Matrix assisted laser desorption ionization–time of flight (MALDI-TOF) or DNA sequencing are required to make the diagnosis. “It turns out that only about 25% of clinical labs have MALDI-TOF available, so we’re still lacking in our ability to identify it,” he said.

It’s easily transmitted

C. auris “is really happy in a hospital room,” Dr. Chiller said. “You can grow it from the floor, on the bottom of shoes, and on hand alcohol dispensers. It also likes the skin, and it also likes to grow in slightly higher temperatures. You find it readily in the axilla and groin. Those are the main locations we’re using for developing screening culture techniques.”

It’s difficult to treat

Treatment, if clinically indicated, includes an echinocandin such as micafungin, anidulafungin, and caspofungin at standard dosing. However, there have been cases of development of resistance to echinocandins while on therapy. “That bothers me,” Dr. Chiller said. “We don’t like to see that happen, and I am concerned. These bugs are really happy to be resistant, but based on the epidemiology, we remain convinced that it’s important to treat with an echinocandin.”

It can cause severe invasive disease and death

Global epidemiologic evaluation of the first 50 or so cases found that some patients were on antifungal treatment when C. auris was isolated. The mortality was greater than 60%, and there was a clustering in some hospitals. “Some hospitals reported that up to 40% of candidemia cases were from C. auris,” he said.

Among cases in the United States to date, the median age of affected patients is 70 years and patients’ 30-day mortality is about 30%. “They were quite ill, with multiple underlying conditions and indwelling devices,” Dr. Chiller said. They had “extensive health care exposure” with stays in acute care hospitals and nursing homes with ventilator units, and several recent cases with travel and health care exposures abroad, mainly to India, Pakistan, Venezuela, and South Africa.

According to Dr. Chiller, clinicians should suspect C. auris if yeast is identified as Candida haemulonii, Candida famata, Candida sake, Rhodotorula glutinis (without characteristic red color in the lab), or if they’re unable to further speculate after a validated method of Candida identification is attempted. C. auris also should be suspected in cases of resistance to one or more antifungal drugs and if Candida is isolated from any body site in a patient with recent travel, especially if they received health care in a country reporting the superbug. C. auris can be accurately identified using MALDI-TOF (with C. auris in reference database) and DNA sequencing.

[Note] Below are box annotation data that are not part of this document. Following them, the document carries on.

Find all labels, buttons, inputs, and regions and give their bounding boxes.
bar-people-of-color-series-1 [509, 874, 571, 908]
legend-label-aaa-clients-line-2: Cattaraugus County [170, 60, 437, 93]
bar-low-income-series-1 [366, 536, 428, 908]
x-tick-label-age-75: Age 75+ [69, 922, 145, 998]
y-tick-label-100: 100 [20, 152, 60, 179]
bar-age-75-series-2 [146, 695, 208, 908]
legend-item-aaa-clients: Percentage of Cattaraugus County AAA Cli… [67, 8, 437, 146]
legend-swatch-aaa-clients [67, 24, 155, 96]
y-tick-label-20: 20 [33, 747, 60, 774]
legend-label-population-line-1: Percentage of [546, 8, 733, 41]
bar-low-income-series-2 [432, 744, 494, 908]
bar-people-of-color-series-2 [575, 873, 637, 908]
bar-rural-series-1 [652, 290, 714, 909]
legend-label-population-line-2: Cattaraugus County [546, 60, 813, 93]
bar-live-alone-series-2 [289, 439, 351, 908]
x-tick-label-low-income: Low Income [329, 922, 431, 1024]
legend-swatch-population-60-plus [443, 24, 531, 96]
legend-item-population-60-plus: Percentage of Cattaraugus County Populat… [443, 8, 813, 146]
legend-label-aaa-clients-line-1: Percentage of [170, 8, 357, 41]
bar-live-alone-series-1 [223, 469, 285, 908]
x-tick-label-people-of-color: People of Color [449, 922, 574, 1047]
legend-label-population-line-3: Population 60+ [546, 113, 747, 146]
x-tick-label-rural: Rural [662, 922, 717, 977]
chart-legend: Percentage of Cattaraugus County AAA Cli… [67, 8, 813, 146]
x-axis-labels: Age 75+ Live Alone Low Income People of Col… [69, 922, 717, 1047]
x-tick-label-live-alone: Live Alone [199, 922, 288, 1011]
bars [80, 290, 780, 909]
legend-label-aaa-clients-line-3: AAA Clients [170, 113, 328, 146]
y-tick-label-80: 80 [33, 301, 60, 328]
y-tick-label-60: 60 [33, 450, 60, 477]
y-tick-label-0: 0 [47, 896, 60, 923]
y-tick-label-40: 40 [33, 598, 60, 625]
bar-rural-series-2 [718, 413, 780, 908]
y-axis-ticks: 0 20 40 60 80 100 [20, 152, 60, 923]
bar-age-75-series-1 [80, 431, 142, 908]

Clinicians should report suspected cases to their local health department or to the CDC at .

“We also want them to implement and reinforce infection control measures,” Dr. Chiller advised. “Get the lab to review other potential Candida cases or Candida species you might have. Conduct contact tracing to identify other colonized patients, and consider point-prevalence surveys.”

He reported having no financial disclosures.